High Court dismisses NSW animal welfare case


Animal rights campaigners say a High Court dismissal of their challenge to surveillance laws in NSW prevents necessary exposure of industry animal cruelty.

A majority of four to three justices ruled that the surveillance devices law did not unfairly encumber freedom of political communication in a judgment handed down on Wednesday.

“The provisions served a legitimate privacy purpose,” they wrote in a summary of the decision.

Judge James Edelman found that evidence submitted of secretly recorded farming practices revealed “shocking cruelty” to animals.

But the case “was presented on the basis that the activities, while undeniably cruel, were not established to be unlawful.”

The Farm Transparency Project sued the state government in June 2021, saying police had increasingly used the law to limit public awareness of large-scale harm and cruelty to livestock.

Non-profit group director Chris Delforce said ‘ag-gag’ laws prevent consumers from seeing the everyday, legal and industry-standard cruelty they were complicit in funding, he said. he told the AAP.

“A lot of people wouldn’t support it if they found out,” he said.

He said the disappointing decision had wider implications preventing NSW media from publishing any material of public interest collected by intrusion.

Mr Delforce said he faced prosecution after posting video footage of “legal cruelty at many pig barns and the largest pig slaughterhouse in the country”.
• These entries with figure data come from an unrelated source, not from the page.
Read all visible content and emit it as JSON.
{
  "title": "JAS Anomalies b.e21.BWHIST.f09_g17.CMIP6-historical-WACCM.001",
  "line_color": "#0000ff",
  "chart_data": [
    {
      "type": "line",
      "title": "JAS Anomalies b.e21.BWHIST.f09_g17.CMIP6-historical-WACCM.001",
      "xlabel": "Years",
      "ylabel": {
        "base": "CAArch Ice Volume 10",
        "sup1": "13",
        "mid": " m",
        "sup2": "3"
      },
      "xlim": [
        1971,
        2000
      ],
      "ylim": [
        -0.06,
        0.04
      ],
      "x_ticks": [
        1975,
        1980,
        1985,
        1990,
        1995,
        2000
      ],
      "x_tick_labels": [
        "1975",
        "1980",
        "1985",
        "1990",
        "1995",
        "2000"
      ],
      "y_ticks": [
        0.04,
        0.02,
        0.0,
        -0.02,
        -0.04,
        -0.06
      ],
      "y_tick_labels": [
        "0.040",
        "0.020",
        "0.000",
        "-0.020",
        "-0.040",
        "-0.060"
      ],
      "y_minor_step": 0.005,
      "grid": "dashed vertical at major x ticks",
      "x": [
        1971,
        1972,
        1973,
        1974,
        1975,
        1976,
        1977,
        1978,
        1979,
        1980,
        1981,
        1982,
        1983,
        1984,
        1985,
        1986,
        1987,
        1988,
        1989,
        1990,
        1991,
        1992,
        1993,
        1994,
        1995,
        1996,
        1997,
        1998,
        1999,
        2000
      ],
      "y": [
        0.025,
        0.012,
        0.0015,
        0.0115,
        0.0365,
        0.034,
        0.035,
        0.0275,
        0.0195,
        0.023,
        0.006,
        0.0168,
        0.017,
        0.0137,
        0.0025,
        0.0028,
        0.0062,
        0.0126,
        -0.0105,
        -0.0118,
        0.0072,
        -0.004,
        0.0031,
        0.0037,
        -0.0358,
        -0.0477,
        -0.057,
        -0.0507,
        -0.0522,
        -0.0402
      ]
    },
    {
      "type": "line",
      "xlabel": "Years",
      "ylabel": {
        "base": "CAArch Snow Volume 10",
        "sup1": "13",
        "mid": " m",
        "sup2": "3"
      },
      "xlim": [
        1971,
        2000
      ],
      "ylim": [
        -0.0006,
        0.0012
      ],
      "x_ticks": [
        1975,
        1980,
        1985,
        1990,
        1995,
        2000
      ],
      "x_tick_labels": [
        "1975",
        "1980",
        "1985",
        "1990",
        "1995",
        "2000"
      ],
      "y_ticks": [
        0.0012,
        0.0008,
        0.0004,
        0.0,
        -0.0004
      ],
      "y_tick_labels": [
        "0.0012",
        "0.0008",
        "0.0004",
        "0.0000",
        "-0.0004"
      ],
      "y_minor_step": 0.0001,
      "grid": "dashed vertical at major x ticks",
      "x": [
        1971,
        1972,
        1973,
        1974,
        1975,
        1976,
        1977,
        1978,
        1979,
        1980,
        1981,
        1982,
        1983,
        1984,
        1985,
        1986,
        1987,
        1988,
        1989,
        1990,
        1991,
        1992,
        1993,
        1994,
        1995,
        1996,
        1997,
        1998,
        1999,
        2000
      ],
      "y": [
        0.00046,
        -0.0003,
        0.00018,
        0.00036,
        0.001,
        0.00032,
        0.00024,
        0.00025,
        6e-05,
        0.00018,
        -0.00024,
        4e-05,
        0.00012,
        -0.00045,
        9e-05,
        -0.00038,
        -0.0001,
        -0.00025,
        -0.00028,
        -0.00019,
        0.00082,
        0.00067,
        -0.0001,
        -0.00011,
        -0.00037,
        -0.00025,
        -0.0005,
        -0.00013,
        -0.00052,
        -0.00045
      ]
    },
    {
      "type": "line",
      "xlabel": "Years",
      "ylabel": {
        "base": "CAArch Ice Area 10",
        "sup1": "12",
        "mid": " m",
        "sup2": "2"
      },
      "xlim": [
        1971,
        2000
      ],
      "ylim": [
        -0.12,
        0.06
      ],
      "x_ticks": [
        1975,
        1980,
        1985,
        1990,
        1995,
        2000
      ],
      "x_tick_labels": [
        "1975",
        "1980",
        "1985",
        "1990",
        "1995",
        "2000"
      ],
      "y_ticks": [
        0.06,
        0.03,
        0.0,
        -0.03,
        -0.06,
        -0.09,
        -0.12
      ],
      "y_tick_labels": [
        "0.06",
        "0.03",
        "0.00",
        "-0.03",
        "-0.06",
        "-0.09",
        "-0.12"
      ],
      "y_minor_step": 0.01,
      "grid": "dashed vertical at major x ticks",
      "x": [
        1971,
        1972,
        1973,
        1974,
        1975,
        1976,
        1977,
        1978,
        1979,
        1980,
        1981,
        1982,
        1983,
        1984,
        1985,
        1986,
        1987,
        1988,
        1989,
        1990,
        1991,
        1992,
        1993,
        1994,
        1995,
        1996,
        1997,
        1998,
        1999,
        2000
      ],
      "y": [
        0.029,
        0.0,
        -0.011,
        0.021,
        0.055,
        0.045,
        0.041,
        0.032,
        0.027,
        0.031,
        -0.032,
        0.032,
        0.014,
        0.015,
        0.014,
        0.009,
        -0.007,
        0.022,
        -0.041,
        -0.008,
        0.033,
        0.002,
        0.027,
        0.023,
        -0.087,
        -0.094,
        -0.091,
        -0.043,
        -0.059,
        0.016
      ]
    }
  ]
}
His lawsuit was dropped in 2017 over a technicality, but Mr Delforce said he was already preparing to take the case to the High Court.

He had obtained the recordings by unlawful intrusion and argued that sections of the law impermissibly interfered with the ability to release the information.

The High Court found that the law does not unfairly restrict a person’s freedom of communication or publication in recording or reporting lawful activity where they are “complicit in obtaining the information exclusively in violation of the law”.

Similar surveillance laws exist in most other Australian states which achieve the same level of privacy but provide clear exemptions for material in the public interest.

However, the High Court found that the statutory schemes of other Australian jurisdictions were not obvious and compelling alternatives.

“They did not pursue the same objective and had a broader application.”

Justice Stephen Gageler agreed that the law prevented the publication of disturbing activity and breached the constitutional guarantee of freedom of political communication.

“Respecting the constitutional guarantee means that privacy cannot always trump political communication,” he wrote in his dissenting judgment.

In contrast, Judge Edelman concluded that the best protection of animals from cruelty in a democracy was not the implied freedom of political communication.

“The best protection for non-human animals must come from parliament,” he wrote, adding that the laws included the power for inspectors to enter land without consent if they were reasonably suspected of cruelty.

The maximum penalty for breaking the law is five years in prison.

Mr Delforce’s charity campaigns for policy and legal changes to farming practices and animal welfare standards in an effort to end modern farming and slaughtering practices.

And the High Court ruling was not going to change that, he said.

“The industry has no right to keep its horrendous practices secret and we will continue to publish material.

“We accept that this may open us up to criminal prosecution.”

He believed that if a major media organization took on the case, he would have a better chance of winning.